BECTU's response to UK consultation on dispute resolution August 2001
16 August 2001
BECTU response to the UK DTI (Department of Trade and Industry) consultation on employment disputes resolution.
- BECTU welcomes the opportunity to comment on the consultation paper. As a trade union with many members working for small employers in areas such as theatre and independent production for film and television we are particularly conscious of the fact that '60% of small employers who are facing a tribunal claim have no internal disciplinary or grievance procedures' (para 1.3). For this and other reasons it is no surprise, from our experience, that 'employees from small organisations account for a disproportionately high share of tribunal applications' (3.5).
- Our response, as set out below, is geared to the list of specific proposals as summarised at the end of each chapter, focussing on those of most relevance to our own experience.
- Before commenting on the specific issues raised in the consultation, we wish to express our disappointment that the entire paper is geared to 'employees' rather than the more inclusive term of 'workers'. In the light of the Government's increasing and welcome use of a more inclusive approach in other employment law contexts and of the reference in the ERA to extending individual employment rights to broader categories than employees, we would have welcomed the application of this approach in this paper.
Resolving disputes at work
Proposal: Only allowing applications to tribunal once workplace disciplinary or grievance procedures have been completed
- We certainly support the aim of encouraging all employers to adopt proper procedures (which should at least be in line with the ACAS Code of Practice). In our view, however, this should be achieved through a statutory obligation on employers to adopt such procedures, rather than case by case findings after the event.
- We support the notion of encouraging the full use of internal procedures and in this respect we believe the current 3 month time limit for applications is too tight (it could be extended to 6 months) and too rigidly applied.
- However, we specifically oppose a ban on tribunal applications prior to the exhaustion of procedures. These may be protracted and indeed there may sometimes be a dispute on whether the procedure has been completed or not. In our view it is essential that individuals should reserve the right to lodge claims - if only protectively - prior to the exhaustion of procedures. In the specific case of an individual appealing against summary dismissal they may find themselves already off the payroll during the appeal stage and simply unable to risk deferring a claim.
Proposal:
- Increasing/reducing awards where the employer or worker had unreasonably failed to take a set of minimum procedural actions
- Disregarding procedural mistakes beyond these minimum actions if they made no difference to the outcome of the case
- We believe that employers should simply be required to follow a procedure which at least complies with the ACAS Code. Dismissal without following such a procedure should, in our view, be automatically unfair. In the light of this we would oppose a fallback system of varying awards based on the inferior procedural provisions set out in page 17. We would similarly oppose a system of disregarding procedural mistakes beyond these minimum provisions. The aim should surely be to encourage employers to follow procedures in full.
Proposal:
- Additional compensation to reflect the absence of a written statement
- Removing the 20 employee threshold for including details of the procedures in the written statement
- We welcome both these proposals, especially in the light of our experience - in respect of many small employers - of a lack of clear, accessible and meaningful procedures.
Proposal: Removing ACAS's duty to conciliate in some categories of cases
- We believe that ACAS should retain its duty to conciliate in matters such as pay, breach of contract and redundancy payments. We see no reason to dilute or remove ACAS's constructive role in these areas.
Modernising Employment Tribunals
Proposal: Introducing charges for Tribunal applications
- We strongly oppose this proposal, which penalises those least able to afford it, and introduces disincentive to pursuing claims in the first place.

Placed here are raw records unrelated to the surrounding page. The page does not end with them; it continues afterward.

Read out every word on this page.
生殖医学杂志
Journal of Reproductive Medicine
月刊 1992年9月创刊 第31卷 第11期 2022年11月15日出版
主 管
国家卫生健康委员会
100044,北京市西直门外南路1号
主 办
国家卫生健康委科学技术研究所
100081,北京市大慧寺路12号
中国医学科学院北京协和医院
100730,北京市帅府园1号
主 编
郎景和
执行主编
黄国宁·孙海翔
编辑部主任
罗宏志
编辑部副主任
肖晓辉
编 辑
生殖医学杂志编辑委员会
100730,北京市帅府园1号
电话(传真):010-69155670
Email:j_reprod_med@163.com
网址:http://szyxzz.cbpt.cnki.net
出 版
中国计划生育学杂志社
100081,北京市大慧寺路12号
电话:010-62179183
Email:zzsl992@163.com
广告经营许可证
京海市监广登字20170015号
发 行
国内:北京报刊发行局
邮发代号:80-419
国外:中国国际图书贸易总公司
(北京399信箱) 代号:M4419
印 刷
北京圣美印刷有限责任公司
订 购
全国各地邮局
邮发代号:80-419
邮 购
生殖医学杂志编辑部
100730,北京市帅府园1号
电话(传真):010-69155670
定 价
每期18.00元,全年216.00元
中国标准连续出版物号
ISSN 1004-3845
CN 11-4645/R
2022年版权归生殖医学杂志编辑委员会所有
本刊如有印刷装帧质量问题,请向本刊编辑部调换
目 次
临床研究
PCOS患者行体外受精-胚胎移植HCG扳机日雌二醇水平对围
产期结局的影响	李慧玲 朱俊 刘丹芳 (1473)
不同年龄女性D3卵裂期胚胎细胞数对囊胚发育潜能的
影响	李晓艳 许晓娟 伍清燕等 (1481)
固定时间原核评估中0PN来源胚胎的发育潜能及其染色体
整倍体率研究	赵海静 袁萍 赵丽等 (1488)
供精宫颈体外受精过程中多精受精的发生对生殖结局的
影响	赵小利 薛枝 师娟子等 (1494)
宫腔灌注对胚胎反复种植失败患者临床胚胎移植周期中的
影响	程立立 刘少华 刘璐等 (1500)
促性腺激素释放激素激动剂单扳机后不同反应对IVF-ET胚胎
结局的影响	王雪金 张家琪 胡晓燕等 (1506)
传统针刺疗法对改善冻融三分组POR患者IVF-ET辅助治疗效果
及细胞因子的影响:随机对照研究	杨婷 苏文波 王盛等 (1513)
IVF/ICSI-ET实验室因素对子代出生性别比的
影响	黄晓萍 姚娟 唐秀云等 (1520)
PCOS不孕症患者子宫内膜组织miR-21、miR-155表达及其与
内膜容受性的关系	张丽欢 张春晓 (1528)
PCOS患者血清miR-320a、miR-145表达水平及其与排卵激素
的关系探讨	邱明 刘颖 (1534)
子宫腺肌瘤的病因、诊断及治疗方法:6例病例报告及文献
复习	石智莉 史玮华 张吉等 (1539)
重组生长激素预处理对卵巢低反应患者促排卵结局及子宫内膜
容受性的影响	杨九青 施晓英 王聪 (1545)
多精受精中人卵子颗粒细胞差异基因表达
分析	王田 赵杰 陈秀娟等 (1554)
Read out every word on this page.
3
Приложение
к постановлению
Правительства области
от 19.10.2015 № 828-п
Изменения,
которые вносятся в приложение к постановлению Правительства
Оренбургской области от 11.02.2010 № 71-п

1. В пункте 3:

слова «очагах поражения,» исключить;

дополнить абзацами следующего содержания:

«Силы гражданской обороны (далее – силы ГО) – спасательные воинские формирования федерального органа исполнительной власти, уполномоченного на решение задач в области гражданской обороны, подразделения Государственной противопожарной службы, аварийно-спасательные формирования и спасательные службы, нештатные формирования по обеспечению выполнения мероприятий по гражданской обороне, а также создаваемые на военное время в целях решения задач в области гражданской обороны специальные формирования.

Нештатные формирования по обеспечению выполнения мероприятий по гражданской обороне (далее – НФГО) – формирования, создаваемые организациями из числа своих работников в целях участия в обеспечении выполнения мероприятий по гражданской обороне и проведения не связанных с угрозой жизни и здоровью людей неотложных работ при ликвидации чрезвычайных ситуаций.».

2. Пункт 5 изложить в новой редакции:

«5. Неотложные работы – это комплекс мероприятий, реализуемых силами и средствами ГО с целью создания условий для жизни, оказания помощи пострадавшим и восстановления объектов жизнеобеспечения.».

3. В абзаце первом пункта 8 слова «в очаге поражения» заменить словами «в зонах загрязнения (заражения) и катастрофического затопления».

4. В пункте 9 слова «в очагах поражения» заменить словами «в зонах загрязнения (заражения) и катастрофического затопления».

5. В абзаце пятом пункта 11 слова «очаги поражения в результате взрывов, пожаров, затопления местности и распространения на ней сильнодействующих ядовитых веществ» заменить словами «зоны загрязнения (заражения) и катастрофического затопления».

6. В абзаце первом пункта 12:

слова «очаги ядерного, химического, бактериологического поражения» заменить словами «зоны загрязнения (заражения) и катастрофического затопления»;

- We believe that the additional administration involved in introducing and managing a charging system might anyway outweigh any revenue forthcoming.
- For many workers, the use of the Employment Tribunal system is their only remedy for injustices at work. Decision on the pursuit of such claims should, in our view, be taken purely on their merits and not on the basis of whether the individuals feel they can afford to do so. We hope this proposal is dropped in its entirety.
Proposal: Changing the presumption on awarding costs in weak cases so that Tribunals will have to give reasons why costs are not awarded
- We see this as an unnecessary and excessive measure which is likely to benefit employers rather than applicants, especially in the light of the recent cost rules (which already enable costs to be awarded in cases pursued without reasonable prospects of success). Workers may need to submit claims without, at an early stage, full knowledge of the strength of their case - eg because employers have key information or because they are operating under a tight deadline for submitting the claim. Extra pressure on costs is therefore entirely unjustified in our view.
Proposal: Enabling orders for wasted costs directly against representatives who charge for their services
- We welcome the specific inclusion of trade unions in the 'no-for-profit sector' to which this proposal does not apply.